Intuition

We can use “Prefix sum” to solve this problem.

Approach

Define an array prefix_sum, where prefix_sum[i] is the number of vowel strings before words[i], i.e., that present in the range $[0, i-1]$. Naturally, prefix_sum[0] = 0. This prefix_sum can be obtained by iterating through the words from left to right.

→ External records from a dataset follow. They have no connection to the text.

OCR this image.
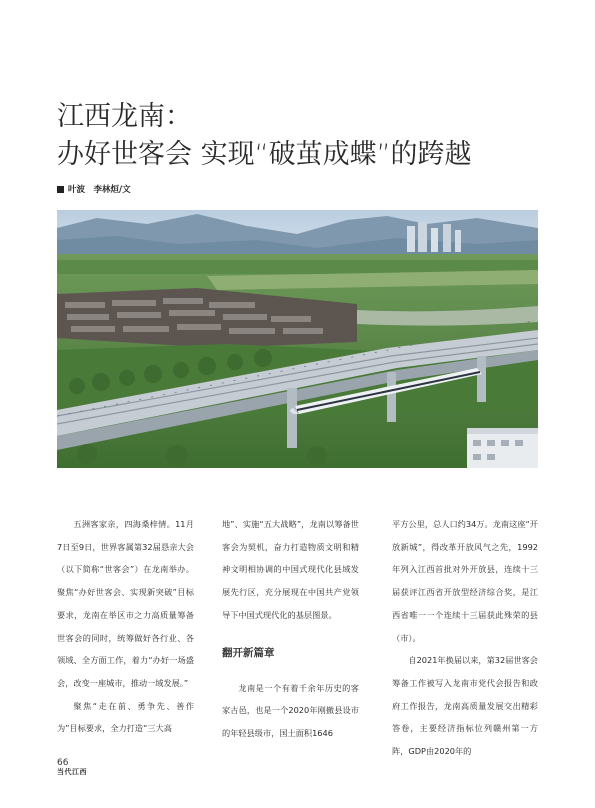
江西龙南：
办好世客会 实现“破茧成蝶”的跨越
叶波　李林烜/文

五洲客家亲，四海桑梓情。11月7日至9日，世界客属第32届恳亲大会（以下简称“世客会”）在龙南举办。聚焦“办好世客会、实现新突破”目标要求，龙南在举区市之力高质量筹备世客会的同时，统筹做好各行业、各领域、全方面工作，着力“办好一场盛会，改变一座城市，推动一域发展。”

聚焦“走在前、勇争先、善作为”目标要求，全力打造“三大高

地”、实施“五大战略”，龙南以筹备世客会为契机，奋力打造物质文明和精神文明相协调的中国式现代化县域发展先行区，充分展现在中国共产党领导下中国式现代化的基层图景。

翻开新篇章

龙南是一个有着千余年历史的客家古邑，也是一个2020年刚撤县设市的年轻县级市，国土面积1646

平方公里，总人口约34万。龙南这座“开放新城”，得改革开放风气之先，1992年列入江西首批对外开放县，连续十三届获评江西省开放型经济综合奖，是江西省唯一一个连续十三届获此殊荣的县（市）。

自2021年换届以来，第32届世客会筹备工作被写入龙南市党代会报告和政府工作报告，龙南高质量发展交出精彩答卷，主要经济指标位列赣州第一方阵，GDP由2020年的

66
当代江西
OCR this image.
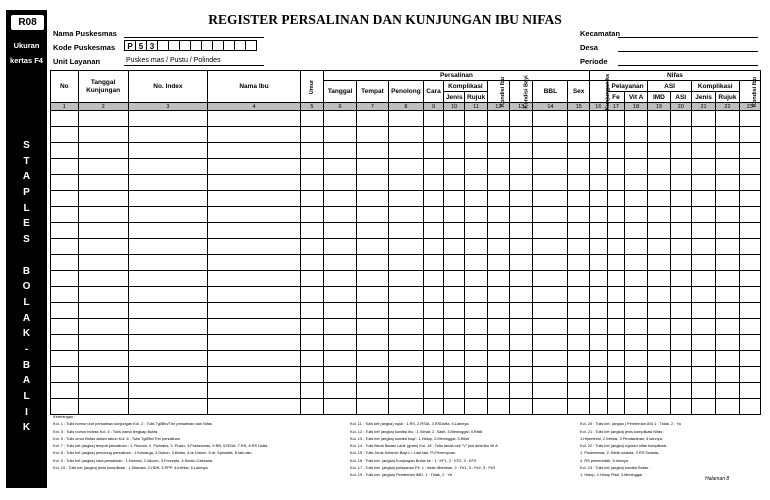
R08
Ukuran
kertas F4
S
T
A
P
L
E
S
B
O
L
A
K
-
B
A
L
I
K
REGISTER PERSALINAN DAN KUNJUNGAN IBU NIFAS
Nama Puskesmas
Kode Puskesmas	P 5 3
Unit Layanan	Puskes mas / Pustu / Polindes
Kecamatan
Desa
Periode
No	Tanggal Kunjungan	No. Index	Nama Ibu	Umur	Persalinan										Nifas							
					Tanggal	Tempat	Penolong	Cara	Komplikasi		Kondisi Ibu	Kondisi Bayi	BBL	Sex	Kunjungan ke	Pelayanan		ASI		Komplikasi		Kondisi Ibu
									Jenis	Rujuk						Fe	Vit A	IMD	ASI	Jenis	Rujuk	
1	2	3	4	5	6	7	8	9	10	11	12	13	14	15	16	17	18	19	20	21	22	23

Keterangan :
Kol. 1 : Tulis nomor urut persalinan kunjungan Kol. 2 : Tulis Tgl/Bln/Thn persalinan dan Nifas
Kol. 3 : Tulis nomor indeks Kol. 4 : Tulis nama lengkap Bufas
Kol. 5 : Tulis umur Bufas dalam tahun Kol. 6 : Tulis Tgl/Bln/Thn persalinan
Kol. 7 : Tulis ket (angka) tempat persalinan : 1. Rumah, 2. Polindes, 3. Pustu, 4.Puskesmas, 5.RB, 6.RSIA, 7.RS, 8.RS Dsfta
Kol. 8 : Tulis ket (angka) penolong persalinan : 1.Keluarga, 2.Dukun, 3.Bidan, 4.dr Umum, 5.dr. Spesialis, 6.lain-lain.
Kol. 9 : Tulis ket (angka) cara persalinan : 1.Normal, 2.Vacum, 3.Forcepts, 4.Sectio Caesaria
Kol. 10 : Tulis ket (angka) jenis komplikasi : 1.Distosia, 2.HDK, 3.PPP, 4.Infeksi, 5.Lainnya.

Kol. 11 : Tulis ket (angka) rujuk : 1.RS, 2.RSIA, 3.RSDsfta, 4.Lainnya.
Kol. 12 : Tulis ket (angka) kondisi ibu : 1.Sehat, 2. Sakit, 3.Meninggal, 4.Riisti
Kol. 13 : Tulis ket (angka) kondisi bayi : 1.Hidup, 2.Meninggal, 3.Riisti
Kol. 14 : Tulis Berat Badan Lahir (gram) Kol. 18 : Tulis tanda cek "V" jika diberika Vit A
Kol. 15 : Tulis Jenis Kelamin Bayi L= Laki-laki, P=Perempuan
Kol. 16 : Tulis ket. (angka) Kunjungan Bufas ke : 1 : KF1, 2 : KF2, 3 : KF3
Kol. 17 : Tulis ket. (angka) pelayanan Fe; 1 : tidak diberikan, 2 : Fe1, 3 : Fe2, 3 : Fe3
Kol. 19 : Tulis ket. (angka) Pemberian IMD, 1 : Tidak, 2 : Ya

Kol. 20 : Tulis ket. (angka ) Pemberian ASI 1 : Tidak, 2 : Ya
Kol. 21 : Tulis ket (angka) jenis komplikasi Nifas :
1.Hipertensi, 2 Infeksi, 3 Pendarahan, 4 lainnya.
Kol. 22 : Tulis ket (angka) rujukan nifas komplikasi :
1. Puskesmas, 2. Klinik swasta, 3 RS Swasta,
4. RS pemerintah, 5 lainnya
Kol. 23 : Tulis ket (angka) kondisi Bufas :
1. Hidup, 2.Hidup Risti, 3.Meninggal
Halaman 8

The answer for queries[i] = [li, ri], then can be computed by prefix_sum[ri + 1] - prefix_sum[li].

Code

• Python3
• C++

• class Solution:
      def vowelStrings(self, words: List[str], queries: List[List[int]]) -> List[int]:
          vowels = set("aeiou")
          prefix_sum = [0]
          cnt = 0
          for w in words:
              if w[0] in vowels and w[-1] in vowels:
                  cnt += 1
              prefix_sum.append(cnt)
          res = []
          for l, r in queries:
              res.append(prefix_sum[r + 1] - prefix_sum[l])
          return res
  

• class Solution {
  public:
      vector<int> vowelStrings(vector<string>& words,
                               vector<vector<int>>& queries) {
          vector<int> prefix_sum = {0}, res;
          unordered_set<char> vowels = {'a', 'e', 'i', 'o', 'u'};
          int cnt = 0;
          for (auto& w : words) {
              if (vowels.count(w[0]) && vowels.count(w[w.size() - 1])) {
                  cnt += 1;
              }
              prefix_sum.push_back(cnt);
          }
          for (auto& q : queries) {
              res.push_back(prefix_sum[q[1] + 1] - prefix_sum[q[0]]);
          }
          return res;
      }
  };
  

Complexity

Let $N$ be the length of words and $M$ be the length of queries.

• Time complexity: $O(N+M)$
• Space complexity: $O(N)$